— В дальнюю деревню.
— Вот подлая тварь! — лицо Генриха изобразило глубочайшее презрение. — Предатель Лака побежал к соседке. Он предает меня за кусок мяса. Конечно, ему у нее хорошо. Там он спит на лисьей шкуре, и она специально покупает ему филе… Вы такое видели, собаке — филе?!
Генрих очень любил Лаки и таскал животное за собой повсюду. Его собака гуляла больше, чем любое, взятое наугад, парижское животное. Даже, может быть, больше, чем иной парижский клошар. Но, как и по поводу воспитания детей, по поводу воспитания собак у Генриха была своя теория. Генрих считал, что собаку не следует перекармливать, что она должна знать свое место, что ей нельзя давать куски со стола… С помощью целого кодекса подобных мудрых правил Генрих управлял жизнью Лаки. По приезде на ферму Генрих два дня держал Лаки в доме, привязанным у входной двери, и был непоколебим ко всем попыткам Наташки, жалостливой, как всякая русская женщина, убедить его отвязать «бедную собачку».
— Нельзя, убежит! — твердил Генрих.
Писатель встал и подбросил дров в камин. Целый день он отчаянно колол огромные пни, твердые, как нормандский камень, и вот теперь розоватый огонь с удовольствием пожирал плотные клетки дерева. Старая нормандская ферма о двух этажах снабжена на цокольном этаже двумя каминами королевских размеров. Тот, у которого за столом сидела компания, даже обладал скамейками внутри камина, по обе стороны от пламени. У камина стояли кожаные кресла, неизвестно какими путями приблудившиеся к мебели Генриха. На одном, если Генрих забывал о нем, охотно дремал Лаки, на другом вертелась Фалафель, если уставала бегать по дому. Сейчас голая Фалафель дремала в кресле, кресло же Лаки было пустым.
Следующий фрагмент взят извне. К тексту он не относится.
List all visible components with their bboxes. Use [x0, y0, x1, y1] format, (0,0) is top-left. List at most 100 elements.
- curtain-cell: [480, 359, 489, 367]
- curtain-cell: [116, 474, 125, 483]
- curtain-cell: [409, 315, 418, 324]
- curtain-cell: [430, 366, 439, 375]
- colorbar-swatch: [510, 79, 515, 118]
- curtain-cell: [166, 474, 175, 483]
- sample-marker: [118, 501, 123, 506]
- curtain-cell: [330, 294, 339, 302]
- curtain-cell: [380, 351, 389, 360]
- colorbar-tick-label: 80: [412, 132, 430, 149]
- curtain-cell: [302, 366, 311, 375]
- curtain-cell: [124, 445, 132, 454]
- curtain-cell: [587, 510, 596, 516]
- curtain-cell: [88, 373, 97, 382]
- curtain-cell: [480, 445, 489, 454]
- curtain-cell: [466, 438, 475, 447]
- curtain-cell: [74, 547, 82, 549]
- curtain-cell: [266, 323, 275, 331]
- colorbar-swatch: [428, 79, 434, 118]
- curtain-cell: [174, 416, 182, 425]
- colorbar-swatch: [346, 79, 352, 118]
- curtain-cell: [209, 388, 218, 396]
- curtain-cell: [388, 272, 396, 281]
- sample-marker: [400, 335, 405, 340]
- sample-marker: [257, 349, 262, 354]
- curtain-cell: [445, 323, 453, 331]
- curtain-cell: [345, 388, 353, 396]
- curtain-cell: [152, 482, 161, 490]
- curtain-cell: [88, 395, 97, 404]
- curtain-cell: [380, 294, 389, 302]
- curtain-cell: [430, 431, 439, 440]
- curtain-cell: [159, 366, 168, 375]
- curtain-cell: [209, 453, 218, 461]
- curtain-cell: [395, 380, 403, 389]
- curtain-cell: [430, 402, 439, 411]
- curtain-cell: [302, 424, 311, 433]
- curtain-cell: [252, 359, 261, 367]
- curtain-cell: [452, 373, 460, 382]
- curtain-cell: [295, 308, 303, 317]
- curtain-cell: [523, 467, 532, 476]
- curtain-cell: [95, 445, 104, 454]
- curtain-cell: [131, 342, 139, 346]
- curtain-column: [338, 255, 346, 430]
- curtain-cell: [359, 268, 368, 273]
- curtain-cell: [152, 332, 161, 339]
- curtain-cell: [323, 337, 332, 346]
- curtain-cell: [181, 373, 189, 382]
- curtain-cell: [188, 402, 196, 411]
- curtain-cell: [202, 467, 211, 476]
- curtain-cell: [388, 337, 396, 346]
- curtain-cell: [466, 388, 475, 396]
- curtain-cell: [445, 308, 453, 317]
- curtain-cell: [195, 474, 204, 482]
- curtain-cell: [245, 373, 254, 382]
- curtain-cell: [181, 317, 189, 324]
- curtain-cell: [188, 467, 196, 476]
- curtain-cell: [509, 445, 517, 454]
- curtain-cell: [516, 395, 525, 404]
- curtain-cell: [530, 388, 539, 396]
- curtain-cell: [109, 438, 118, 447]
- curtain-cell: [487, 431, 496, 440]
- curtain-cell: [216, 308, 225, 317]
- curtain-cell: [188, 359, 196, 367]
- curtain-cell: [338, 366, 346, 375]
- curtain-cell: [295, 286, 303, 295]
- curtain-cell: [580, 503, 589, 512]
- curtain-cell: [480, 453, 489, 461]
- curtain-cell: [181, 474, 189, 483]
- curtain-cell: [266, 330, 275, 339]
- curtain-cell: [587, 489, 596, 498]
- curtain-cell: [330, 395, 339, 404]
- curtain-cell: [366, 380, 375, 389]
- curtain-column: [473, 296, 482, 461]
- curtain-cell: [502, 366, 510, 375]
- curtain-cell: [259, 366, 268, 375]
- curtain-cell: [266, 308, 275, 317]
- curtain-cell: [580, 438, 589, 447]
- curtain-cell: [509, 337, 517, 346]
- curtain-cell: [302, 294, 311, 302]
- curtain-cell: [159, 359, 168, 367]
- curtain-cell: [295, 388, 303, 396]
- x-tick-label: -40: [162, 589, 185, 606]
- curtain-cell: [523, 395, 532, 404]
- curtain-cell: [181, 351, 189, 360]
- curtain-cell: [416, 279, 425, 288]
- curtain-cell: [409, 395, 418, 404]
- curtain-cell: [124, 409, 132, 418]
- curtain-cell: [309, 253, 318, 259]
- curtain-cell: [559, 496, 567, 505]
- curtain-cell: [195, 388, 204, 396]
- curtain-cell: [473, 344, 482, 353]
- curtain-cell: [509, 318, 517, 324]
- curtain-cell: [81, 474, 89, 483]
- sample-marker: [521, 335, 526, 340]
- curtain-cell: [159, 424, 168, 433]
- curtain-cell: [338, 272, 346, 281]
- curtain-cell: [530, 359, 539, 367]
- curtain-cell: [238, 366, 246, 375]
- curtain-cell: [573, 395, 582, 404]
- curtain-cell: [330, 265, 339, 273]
«Ведьма… бестия, я ее проучу! Прошлой зимой она выбила мне стекло в доме для того, чтобы выманить меня из Парижа. О, зачем я связался с нею, выебал ее однажды! Зачем? Она хочет переманить к себе Лаки. Он ей не нужен, нет, она делает это только из удовольствия досадить мне. Ах, ведьма! — Генрих зло тронул струны гитары. Злобность ему не идет, очевидно, он знает это. Он рассмеялся. — Ну что же, если он не возвратится сегодня, завтра придется сесть на вело и поехать забрать его оттуда».
Генрих хмыкнул, и хмыкание его обозначало, по-видимому, и презрение к подлой соседке, из ревности переманивающей у него собаку, и подчинение судьбе, мол, делать нечего, придется ехать.
— А она… — Генрих издал самый энергичный из трех гитарных аккордов, каковые он только и умел извлекать из гитары. — Она только этого и ждет! Стерва!
Генрих потрогал гитару и пропел припев песни, сочиненной им самим:
Очевидная абсурдность текста не мешала Генриху исполнять свою песню с полнейшей серьезностью каждый вечер. После частушек, которые он и Наташка также регулярно исполняли всякий вечер. Писатель лишь один раз присоединился к ним и провыл пронзительным фальцетом несколько неприличных срамных частушек. С Наташкой у них противоестественно противоположные голоса. У него очень высокий (иной раз кто-нибудь по телефону называет писателя «мадемуазель»), у нее могуче низкий.